Sur Twitter, le compte de Synergie Officiers ironisent sur la caractérisation de “journaliste” de ces trois reporters tandis que celui des Commissaires de Police SICP affuble ces derniers de sobriquets insultants traitant David Dufresne d’imposteur, lui qui a publié au moyen de sa plateforme de signalement “Allo place Beauveau” la plus documentée des infographies sur les bavures policières qui ont cours depuis l’an dernier. Voilà, l’arrogance que permet l’impunité. Journaliste ou gilet jaune venu fêter l’anniversaire du mouvement, il suffit d’être présent pour perdre un oeil. S’étonner d’une scène mille fois répétée serait épouser une naïveté qui ne sied pas à la gravité de la situation.

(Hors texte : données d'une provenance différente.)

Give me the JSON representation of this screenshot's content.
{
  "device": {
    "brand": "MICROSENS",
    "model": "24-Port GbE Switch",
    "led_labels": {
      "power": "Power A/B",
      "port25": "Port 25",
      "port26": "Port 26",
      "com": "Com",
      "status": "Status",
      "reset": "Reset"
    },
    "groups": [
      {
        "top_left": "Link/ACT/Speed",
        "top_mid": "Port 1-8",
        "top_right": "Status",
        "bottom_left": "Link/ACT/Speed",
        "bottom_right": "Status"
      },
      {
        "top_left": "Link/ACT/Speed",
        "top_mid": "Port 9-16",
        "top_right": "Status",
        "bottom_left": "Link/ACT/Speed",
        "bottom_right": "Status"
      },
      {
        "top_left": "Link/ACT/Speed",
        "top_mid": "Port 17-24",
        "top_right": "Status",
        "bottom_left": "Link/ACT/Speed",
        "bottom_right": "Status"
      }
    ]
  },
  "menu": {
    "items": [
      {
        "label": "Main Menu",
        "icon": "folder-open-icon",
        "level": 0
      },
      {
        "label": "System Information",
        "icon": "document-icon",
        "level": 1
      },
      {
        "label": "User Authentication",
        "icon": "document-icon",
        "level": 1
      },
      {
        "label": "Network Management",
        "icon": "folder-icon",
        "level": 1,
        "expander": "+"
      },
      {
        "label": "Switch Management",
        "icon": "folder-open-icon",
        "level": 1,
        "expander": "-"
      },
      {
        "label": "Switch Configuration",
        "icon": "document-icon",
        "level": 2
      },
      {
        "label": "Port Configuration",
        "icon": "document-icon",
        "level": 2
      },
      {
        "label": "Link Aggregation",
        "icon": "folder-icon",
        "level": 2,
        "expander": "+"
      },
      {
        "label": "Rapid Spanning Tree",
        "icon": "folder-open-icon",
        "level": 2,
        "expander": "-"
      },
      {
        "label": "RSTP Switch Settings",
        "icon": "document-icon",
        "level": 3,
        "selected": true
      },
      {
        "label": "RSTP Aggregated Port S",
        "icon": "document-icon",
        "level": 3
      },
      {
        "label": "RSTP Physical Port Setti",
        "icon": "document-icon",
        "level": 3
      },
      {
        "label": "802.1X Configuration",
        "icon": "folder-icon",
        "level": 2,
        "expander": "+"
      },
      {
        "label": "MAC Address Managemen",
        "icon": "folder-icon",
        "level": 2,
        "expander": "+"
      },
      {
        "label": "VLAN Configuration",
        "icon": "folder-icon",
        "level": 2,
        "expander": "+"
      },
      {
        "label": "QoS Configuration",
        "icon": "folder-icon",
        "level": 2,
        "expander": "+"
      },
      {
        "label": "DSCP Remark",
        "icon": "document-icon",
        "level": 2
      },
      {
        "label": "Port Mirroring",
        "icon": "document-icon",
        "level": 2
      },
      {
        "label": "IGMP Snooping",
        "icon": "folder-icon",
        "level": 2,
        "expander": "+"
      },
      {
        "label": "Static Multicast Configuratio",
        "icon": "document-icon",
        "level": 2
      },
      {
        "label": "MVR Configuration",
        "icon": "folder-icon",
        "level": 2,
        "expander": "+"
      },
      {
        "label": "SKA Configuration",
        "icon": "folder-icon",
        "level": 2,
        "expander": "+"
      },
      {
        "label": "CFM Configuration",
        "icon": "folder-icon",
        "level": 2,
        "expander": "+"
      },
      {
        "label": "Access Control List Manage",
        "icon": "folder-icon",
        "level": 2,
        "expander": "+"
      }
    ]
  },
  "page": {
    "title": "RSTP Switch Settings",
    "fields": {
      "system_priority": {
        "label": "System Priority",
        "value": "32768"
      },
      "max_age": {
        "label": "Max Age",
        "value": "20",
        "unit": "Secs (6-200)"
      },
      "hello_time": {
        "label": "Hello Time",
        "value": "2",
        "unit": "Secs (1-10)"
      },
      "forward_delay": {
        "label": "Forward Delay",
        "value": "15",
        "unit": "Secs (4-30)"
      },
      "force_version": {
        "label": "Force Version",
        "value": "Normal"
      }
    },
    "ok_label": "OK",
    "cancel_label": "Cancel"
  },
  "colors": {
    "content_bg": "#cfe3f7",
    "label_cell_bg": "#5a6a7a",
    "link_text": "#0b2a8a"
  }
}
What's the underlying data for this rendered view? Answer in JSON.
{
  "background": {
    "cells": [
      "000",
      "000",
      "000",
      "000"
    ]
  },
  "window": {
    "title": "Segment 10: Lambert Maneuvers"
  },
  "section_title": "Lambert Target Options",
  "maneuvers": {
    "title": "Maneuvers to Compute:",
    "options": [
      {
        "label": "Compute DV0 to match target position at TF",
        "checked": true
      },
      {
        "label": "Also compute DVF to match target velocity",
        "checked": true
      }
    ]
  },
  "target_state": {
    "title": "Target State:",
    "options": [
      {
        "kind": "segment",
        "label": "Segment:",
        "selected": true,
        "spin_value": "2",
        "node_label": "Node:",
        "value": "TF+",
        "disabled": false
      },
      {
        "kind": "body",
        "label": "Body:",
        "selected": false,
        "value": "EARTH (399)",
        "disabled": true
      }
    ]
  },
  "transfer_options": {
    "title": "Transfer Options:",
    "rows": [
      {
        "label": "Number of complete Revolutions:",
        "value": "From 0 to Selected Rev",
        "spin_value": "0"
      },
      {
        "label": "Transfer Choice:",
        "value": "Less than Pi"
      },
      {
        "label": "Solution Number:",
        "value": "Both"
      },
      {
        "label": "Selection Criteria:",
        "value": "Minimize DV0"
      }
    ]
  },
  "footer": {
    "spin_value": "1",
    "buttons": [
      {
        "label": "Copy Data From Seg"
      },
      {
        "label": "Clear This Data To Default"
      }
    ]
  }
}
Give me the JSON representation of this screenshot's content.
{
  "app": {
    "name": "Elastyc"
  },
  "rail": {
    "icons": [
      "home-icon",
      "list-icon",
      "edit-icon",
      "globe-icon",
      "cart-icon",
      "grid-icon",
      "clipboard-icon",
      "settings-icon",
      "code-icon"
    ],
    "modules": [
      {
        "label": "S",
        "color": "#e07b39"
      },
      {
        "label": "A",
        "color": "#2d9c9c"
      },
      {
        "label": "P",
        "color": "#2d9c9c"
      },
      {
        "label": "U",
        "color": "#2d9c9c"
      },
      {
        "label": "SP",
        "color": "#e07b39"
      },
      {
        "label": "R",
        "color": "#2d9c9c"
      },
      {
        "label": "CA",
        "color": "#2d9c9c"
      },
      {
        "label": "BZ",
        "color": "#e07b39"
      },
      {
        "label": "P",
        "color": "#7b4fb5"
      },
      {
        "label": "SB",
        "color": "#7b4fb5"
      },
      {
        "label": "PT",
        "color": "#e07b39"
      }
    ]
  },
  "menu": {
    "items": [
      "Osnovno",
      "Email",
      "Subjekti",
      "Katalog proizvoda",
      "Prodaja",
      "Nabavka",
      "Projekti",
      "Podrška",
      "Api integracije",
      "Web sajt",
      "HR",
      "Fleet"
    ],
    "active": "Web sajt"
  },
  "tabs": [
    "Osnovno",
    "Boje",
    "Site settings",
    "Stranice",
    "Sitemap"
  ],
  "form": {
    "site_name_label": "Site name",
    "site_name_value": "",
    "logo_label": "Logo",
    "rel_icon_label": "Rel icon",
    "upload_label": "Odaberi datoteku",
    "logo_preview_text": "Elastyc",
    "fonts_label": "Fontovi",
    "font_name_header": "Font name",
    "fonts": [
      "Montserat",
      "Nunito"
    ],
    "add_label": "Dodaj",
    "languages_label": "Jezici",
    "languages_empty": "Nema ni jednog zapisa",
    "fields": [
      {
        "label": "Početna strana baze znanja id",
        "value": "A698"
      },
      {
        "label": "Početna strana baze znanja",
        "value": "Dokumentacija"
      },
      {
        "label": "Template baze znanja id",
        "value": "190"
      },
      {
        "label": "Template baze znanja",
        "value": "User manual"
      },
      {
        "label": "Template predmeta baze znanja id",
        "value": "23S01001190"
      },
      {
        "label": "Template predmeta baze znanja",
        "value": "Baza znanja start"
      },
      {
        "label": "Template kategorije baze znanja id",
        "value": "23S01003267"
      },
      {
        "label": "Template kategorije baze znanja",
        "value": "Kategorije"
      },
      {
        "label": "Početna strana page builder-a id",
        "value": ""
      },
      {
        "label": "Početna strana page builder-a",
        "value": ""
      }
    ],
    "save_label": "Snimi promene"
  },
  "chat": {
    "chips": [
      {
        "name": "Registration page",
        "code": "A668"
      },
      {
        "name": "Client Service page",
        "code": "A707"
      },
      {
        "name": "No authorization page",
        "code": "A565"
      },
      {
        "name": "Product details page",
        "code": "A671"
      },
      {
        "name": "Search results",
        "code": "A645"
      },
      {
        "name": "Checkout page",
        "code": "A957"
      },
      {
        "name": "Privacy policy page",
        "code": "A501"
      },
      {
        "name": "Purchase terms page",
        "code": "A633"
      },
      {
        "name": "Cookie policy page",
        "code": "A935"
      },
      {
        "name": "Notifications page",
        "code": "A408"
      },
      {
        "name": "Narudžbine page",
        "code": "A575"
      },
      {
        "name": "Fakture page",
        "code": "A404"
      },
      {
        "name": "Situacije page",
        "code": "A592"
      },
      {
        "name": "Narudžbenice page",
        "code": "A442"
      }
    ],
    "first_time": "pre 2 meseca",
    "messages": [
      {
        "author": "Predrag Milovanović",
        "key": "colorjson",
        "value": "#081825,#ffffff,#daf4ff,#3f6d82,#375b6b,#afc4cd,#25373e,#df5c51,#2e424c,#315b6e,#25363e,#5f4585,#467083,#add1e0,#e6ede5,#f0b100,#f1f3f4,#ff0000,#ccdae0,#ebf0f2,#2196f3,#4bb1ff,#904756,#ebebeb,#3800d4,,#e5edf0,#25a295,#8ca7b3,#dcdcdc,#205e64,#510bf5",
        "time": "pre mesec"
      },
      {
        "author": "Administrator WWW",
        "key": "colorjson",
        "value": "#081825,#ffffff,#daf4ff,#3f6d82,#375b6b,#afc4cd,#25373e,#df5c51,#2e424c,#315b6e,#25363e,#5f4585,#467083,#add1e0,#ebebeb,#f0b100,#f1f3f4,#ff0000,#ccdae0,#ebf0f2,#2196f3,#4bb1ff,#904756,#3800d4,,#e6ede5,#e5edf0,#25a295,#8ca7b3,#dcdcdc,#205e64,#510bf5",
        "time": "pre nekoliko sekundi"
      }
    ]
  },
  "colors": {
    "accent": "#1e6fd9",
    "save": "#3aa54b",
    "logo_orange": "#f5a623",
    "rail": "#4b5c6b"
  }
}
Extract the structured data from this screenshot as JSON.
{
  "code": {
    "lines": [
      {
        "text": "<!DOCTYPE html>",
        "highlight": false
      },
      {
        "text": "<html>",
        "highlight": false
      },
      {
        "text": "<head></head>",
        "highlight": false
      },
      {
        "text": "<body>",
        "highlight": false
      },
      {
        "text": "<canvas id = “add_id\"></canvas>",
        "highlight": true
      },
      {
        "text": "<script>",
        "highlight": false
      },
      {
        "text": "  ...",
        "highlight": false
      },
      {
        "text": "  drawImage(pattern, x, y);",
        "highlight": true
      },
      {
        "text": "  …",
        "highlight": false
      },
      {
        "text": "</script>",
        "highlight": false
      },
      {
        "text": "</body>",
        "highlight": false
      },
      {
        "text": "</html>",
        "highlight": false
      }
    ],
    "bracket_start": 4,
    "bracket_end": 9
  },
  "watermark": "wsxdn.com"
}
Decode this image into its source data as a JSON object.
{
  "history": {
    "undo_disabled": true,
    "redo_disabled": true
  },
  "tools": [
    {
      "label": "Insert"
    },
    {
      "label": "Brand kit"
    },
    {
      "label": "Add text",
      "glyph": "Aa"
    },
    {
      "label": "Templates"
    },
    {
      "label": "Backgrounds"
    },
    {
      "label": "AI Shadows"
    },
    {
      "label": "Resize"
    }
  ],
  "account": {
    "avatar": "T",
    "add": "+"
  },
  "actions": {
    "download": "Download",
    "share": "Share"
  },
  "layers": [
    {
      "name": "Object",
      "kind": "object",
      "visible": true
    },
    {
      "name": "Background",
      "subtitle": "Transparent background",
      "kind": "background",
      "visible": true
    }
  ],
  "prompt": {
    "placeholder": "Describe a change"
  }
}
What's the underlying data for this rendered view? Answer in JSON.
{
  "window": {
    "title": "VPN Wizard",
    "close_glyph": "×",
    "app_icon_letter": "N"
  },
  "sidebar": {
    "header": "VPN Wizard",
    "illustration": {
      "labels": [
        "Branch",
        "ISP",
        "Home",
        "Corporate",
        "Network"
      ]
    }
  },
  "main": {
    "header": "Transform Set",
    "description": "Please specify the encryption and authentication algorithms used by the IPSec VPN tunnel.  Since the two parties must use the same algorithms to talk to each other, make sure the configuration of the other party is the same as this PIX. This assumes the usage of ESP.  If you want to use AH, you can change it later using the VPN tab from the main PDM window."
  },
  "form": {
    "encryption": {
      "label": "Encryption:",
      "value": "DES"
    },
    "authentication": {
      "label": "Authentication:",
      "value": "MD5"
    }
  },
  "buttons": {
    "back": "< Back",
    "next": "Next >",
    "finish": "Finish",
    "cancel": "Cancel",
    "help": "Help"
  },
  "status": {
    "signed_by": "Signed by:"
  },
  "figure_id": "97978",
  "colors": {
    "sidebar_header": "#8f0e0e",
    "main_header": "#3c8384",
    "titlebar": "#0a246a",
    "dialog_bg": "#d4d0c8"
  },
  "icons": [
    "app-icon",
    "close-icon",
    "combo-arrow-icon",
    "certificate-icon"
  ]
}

Il est temps de repenser de fond en comble la doctrine, d’interdire les LBD et autres grenades mutilantes et de créer des organismes indépendants de contrôle de la police, ce que n’est pas l’IGPN aujourd’hui. En sus du danger physique que représente cette folie répressive, un autre guette, celui de sa banalisation totale. Perdre la bataille anti-répressive est un luxe que l’on ne peut plus se permettre, les habitant.e.s des quartiers populaires l’ont compris depuis longtemps.